December 19, 2016

In a new initiative to support language technology development, Tilde has undertaken an effort to create new multilingual open data sets for EU languages. The multilingual corpora will enable the technology community to develop key services such as high-quality machine translation systems for a range of languages and domains.

“The lack of language resources is one of the biggest obstacles to the development of language technology in Europe,” said Tilde CEO Andrejs Vasiļjevs. “In an effort to overcome this obstacle, Tilde has made a commitment to create new multilingual corpora for European languages – particularly the smaller languages that need them most – and make them openly available to developers. We invite the rest of the language technology community to join this effort to crack language barriers.”

As part of this initiative, Tilde will identify and collect multilingual open data sets in multiple languages and several key domains. In addition, Tilde will clean, align, and format the collected resources using its sophisticated data-processing tools, thus rendering the corpora useable for developing new products and services.

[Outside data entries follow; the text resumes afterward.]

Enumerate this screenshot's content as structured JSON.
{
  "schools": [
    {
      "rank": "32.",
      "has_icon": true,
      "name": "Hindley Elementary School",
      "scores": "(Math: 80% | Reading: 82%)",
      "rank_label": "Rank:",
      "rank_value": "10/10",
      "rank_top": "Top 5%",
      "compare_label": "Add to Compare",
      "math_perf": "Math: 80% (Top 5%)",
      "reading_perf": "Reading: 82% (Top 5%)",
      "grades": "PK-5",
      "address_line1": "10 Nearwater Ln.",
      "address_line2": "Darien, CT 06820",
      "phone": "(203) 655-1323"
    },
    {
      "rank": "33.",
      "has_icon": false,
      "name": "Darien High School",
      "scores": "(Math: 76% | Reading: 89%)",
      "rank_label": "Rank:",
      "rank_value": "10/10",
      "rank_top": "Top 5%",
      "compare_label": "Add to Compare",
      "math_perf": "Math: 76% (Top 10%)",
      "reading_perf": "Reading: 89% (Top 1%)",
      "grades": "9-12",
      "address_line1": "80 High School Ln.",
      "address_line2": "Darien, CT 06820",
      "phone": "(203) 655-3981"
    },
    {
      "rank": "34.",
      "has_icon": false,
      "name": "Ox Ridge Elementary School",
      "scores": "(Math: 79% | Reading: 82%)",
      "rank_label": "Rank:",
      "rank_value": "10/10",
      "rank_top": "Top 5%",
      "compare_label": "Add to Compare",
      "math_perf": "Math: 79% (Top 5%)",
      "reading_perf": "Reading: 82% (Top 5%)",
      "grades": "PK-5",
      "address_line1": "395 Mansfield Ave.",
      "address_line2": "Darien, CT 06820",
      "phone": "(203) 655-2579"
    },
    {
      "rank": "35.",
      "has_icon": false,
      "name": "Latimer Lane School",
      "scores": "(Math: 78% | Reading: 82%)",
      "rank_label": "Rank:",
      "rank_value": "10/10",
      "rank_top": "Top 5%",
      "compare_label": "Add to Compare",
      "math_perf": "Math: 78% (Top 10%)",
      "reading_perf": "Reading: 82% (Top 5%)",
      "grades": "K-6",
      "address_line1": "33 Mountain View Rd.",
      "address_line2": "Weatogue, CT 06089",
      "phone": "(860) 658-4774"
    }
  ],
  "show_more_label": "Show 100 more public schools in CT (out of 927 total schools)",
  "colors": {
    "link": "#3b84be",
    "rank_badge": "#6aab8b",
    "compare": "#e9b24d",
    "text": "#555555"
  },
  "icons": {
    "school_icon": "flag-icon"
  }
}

In 2017, Tilde plans to submit over 10M segments of multilingual open data for publication on the META-SHARE repository, maintained by the Multilingual Europe Technology Alliance, and on the EU Open Data Portal. These open data sets will be available to technology developers, researchers, localization companies, and machine translation providers. The corpora will provide a crucial resource for boosting the quality of machine translation engines, including the new breed of machine translation systems built with neural networks.

Tilde’s activities will be undertaken as part of the ODINE Open Data Incubator for Europe, which aims to support the next generation of digital businesses and fast-track the development of new products and services.